My subject is War, and the pity of War.
The poetry is in the pity..
All a poet can do today is warn.

The commemorative tradition in which Hawes’s work lies was perhaps very necessary in the War’s aftermath, in the attempt to bind the nation’s great psychic wound – to make sense of the senseless. More cynically, it was necessary to portray a sorrowing but grateful nation, united behind the politicians and generals that led the commemorations – the Cenotaph solemnities (continuing to this day), thus deflecting, to some extent, the ghastly burden of guilt that the leaders bore, or should have borne.

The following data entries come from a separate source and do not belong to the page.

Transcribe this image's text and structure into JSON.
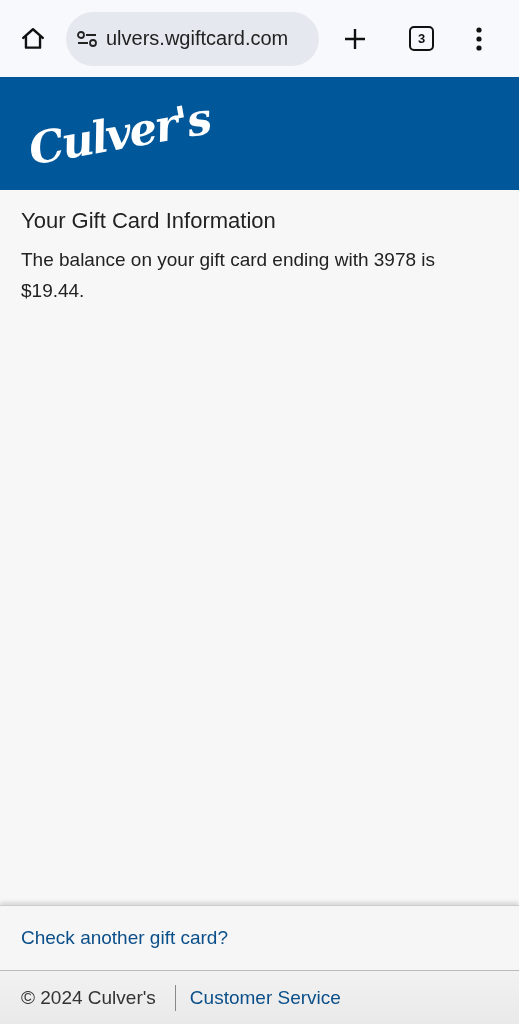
{
  "browser": {
    "url": "ulvers.wgiftcard.com",
    "tab_count": "3"
  },
  "header": {
    "logo": "Culver's"
  },
  "content": {
    "title": "Your Gift Card Information",
    "message": "The balance on your gift card ending with 3978 is $19.44."
  },
  "links": {
    "check_another": "Check another gift card?"
  },
  "footer": {
    "copyright": "© 2024 Culver's",
    "customer_service": "Customer Service"
  }
}
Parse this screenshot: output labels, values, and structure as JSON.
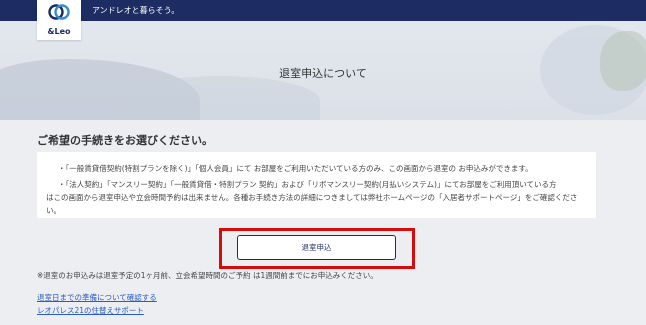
{
  "header": {
    "logo_text": "&Leo",
    "tagline": "アンドレオと暮らそう。"
  },
  "hero": {
    "title": "退室申込について"
  },
  "main": {
    "section_title": "ご希望の手続きをお選びください。",
    "notices": [
      {
        "bullet": "・",
        "text": "「一般賃貸借契約(特割プランを除く)」「個人会員」にて お部屋をご利用いただいている方のみ、この画面から退室の お申込みができます。",
        "line2": ""
      },
      {
        "bullet": "・",
        "text": "「法人契約」「マンスリー契約」「一般賃貸借・特割プラン 契約」および「リボマンスリー契約(月払いシステム)」にてお部屋をご利用頂いている方",
        "line2": "はこの画面から退室申込や立会時間予約は出来ません。各種お手続き方法の詳細につきましては弊社ホームページの「入居者サポートページ」をご確認ください。"
      }
    ],
    "apply_button_label": "退室申込",
    "note": "※退室のお申込みは退室予定の1ヶ月前、立会希望時間のご予約 は1週間前までにお申込みください。",
    "links": [
      "退室日までの準備について確認する",
      "レオパレス21の住替えサポート"
    ]
  },
  "colors": {
    "navy": "#1d2c63",
    "highlight_red": "#d60b0b",
    "link_blue": "#2a5bbf"
  }
}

And, after all, if bravery and stoicism amount to honour, there was plenty of that to remember.

For me, the Symphonywas a little marred by an accompanying montage of contemporary newsreel footage. Although individually many of the scenes were moving or distressing, the whole amounted to a series of clichés: starting with a pre-war glimpse peaceful urban scenes, cricket on the village green, FA cup final…moving through enthusiastic recruitment drives, arrival in France, swashbuckling charges; then the mud, huge artillery barrages, the burial of the dead; before ending with the Cenotaph and views of the endless graves in the War Cemeteries. 

It was film editing by numbers.

At the end of Hawes’s piece there was a (mostly) standing ovation. 

Britten forbade any applause at all at the end of the Requiem.